Let’s examine the channels where no CSAT measurement is taking place. Is this because a conscious decision has been made not to measure it? Have we determined that we can’t measure it? Has it been determined to be unimportant or has the idea of measuring CSAT on this channel not been considered? Remember that old management tenet, “you can manage what you can’t measure’.
With your CSAT data in-hand, ask yourself is the data comparable? Are you asking the same question for each channel or do you ask different or somewhat different questions? If you are asking about satisfaction with the company or brand on one survey and asking if they were satisfied with their last call center interaction or agent, you are asking two separate and distinct questions. Unless the questions are the same you can’t aggregate the results. So if you are not asking the same questions then you have your second take away.
With comparable data you can chart the CSAT across all communication channels. Look at the results and what do you see...If you are like the majority of organizations you see a much lower level of satisfaction than we would like to see... almost two thirds of 15 verticals surveyed had a customer experience average scores of 70% or less.

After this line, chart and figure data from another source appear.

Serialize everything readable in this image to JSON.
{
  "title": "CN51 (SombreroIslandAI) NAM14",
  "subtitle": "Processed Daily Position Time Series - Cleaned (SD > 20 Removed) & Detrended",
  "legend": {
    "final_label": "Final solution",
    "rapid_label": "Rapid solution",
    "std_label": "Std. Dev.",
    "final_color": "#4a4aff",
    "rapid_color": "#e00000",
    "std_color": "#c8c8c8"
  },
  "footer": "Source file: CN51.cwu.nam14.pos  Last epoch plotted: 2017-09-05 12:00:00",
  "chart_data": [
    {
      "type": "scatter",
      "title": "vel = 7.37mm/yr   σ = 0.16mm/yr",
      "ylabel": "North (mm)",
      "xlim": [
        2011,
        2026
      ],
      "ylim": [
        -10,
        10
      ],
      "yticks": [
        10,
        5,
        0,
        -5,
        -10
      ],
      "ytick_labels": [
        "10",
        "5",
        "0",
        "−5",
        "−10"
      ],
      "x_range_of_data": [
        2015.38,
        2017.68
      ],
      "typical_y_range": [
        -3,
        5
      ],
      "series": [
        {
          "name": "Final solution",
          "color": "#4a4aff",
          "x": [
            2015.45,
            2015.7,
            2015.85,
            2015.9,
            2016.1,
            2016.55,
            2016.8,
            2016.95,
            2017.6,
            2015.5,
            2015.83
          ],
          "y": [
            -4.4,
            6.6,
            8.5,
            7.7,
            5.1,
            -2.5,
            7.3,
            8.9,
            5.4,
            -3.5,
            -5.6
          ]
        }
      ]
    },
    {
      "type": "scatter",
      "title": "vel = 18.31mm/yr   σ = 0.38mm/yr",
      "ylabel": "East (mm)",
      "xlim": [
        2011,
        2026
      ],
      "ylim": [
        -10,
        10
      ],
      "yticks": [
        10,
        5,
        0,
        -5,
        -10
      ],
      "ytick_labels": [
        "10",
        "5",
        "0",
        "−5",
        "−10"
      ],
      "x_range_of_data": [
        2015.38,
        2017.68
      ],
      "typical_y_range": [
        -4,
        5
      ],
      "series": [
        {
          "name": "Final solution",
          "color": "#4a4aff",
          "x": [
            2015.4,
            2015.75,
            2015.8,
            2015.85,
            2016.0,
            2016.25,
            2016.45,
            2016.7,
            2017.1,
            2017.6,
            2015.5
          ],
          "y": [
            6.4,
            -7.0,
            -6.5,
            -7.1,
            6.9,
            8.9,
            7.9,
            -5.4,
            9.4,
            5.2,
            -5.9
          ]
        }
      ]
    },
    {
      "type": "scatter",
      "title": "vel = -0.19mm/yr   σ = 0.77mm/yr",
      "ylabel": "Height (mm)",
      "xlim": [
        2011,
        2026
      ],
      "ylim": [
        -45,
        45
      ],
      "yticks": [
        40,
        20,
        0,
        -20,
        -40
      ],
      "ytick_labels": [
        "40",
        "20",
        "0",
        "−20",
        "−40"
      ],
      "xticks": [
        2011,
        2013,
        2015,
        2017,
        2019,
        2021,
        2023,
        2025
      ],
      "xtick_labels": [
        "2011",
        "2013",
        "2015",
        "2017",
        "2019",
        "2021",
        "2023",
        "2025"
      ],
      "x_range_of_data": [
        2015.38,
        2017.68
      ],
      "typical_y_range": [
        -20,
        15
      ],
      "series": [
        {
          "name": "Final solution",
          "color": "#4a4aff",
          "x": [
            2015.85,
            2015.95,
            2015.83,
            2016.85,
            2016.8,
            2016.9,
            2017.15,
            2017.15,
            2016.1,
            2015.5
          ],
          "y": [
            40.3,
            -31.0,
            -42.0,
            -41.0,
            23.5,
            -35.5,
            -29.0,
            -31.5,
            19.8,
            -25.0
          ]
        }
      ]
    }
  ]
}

The CSAT score is the customers’ opinion of the service interaction quality for the interaction they have just completed. In the same way our internal quality assessment scores are our satisfaction with our agents being able to address all of the elements that we think should be important to both the customer and the company. In the vast majority of organizations these two assessments measure two distinct elements. They are not the same.
Sad or not the scores that our customers have given us are their opinions of the service we provide. This is the customer experience we have now. This is the result of the service model we have designed and put into place.
The last step in defining the current customer experience is to look at what messages we are providing to our customers and prospects. To gain an understanding of what these messages are look at the company Mission Statement and Company Values...are you speaking of ‘World Class Customer Service’ or ‘Committed to quality’ or satisfaction or customers are a priority etc.
Keep in mind that it has been said that the accuracy of a Mission Statement is inversely proportional to its length. That is to say that the longer the mission statement the less likely it is to be true, or realised to be true. It has also been said that “If the mission statement doesn't fit on a T shirt, it's too long.”
Next meet with the Marketing people and review their current marketing campaigns and messages...do the company mission/value/vision statement and the marketing messages match the customer experience we are delivering?
It is important that when examining the marketing and brand messages that we see the emotional aspect to most messages. People make decisions on emotion – then rationalize with intellect. What this means is how the messages make them feel has a great deal to do with how a customer will feel about a brand, a product or a service interaction. In call and contact centers we often focus narrowly on what can and can’t be said. Maya Angelou said “I’ve learned that people will forget what you said. People will forget what you did. But people will never forget how you made them feel.”
This can be a two edged sword. If our advertising and marketing make them feel warm and fuzzy about our brand and products. This is good and will be remembered. Many centers employ scripts or provide little latitude to empower the agents to make decisions to satisfy customers. Customers are also likely to remember how angry, frustrated, stressed and unhappy interacting with the call center made them feel. In too many organizations the Marketing department and the call center are working in opposite directions even though the success of the company is their shared objective.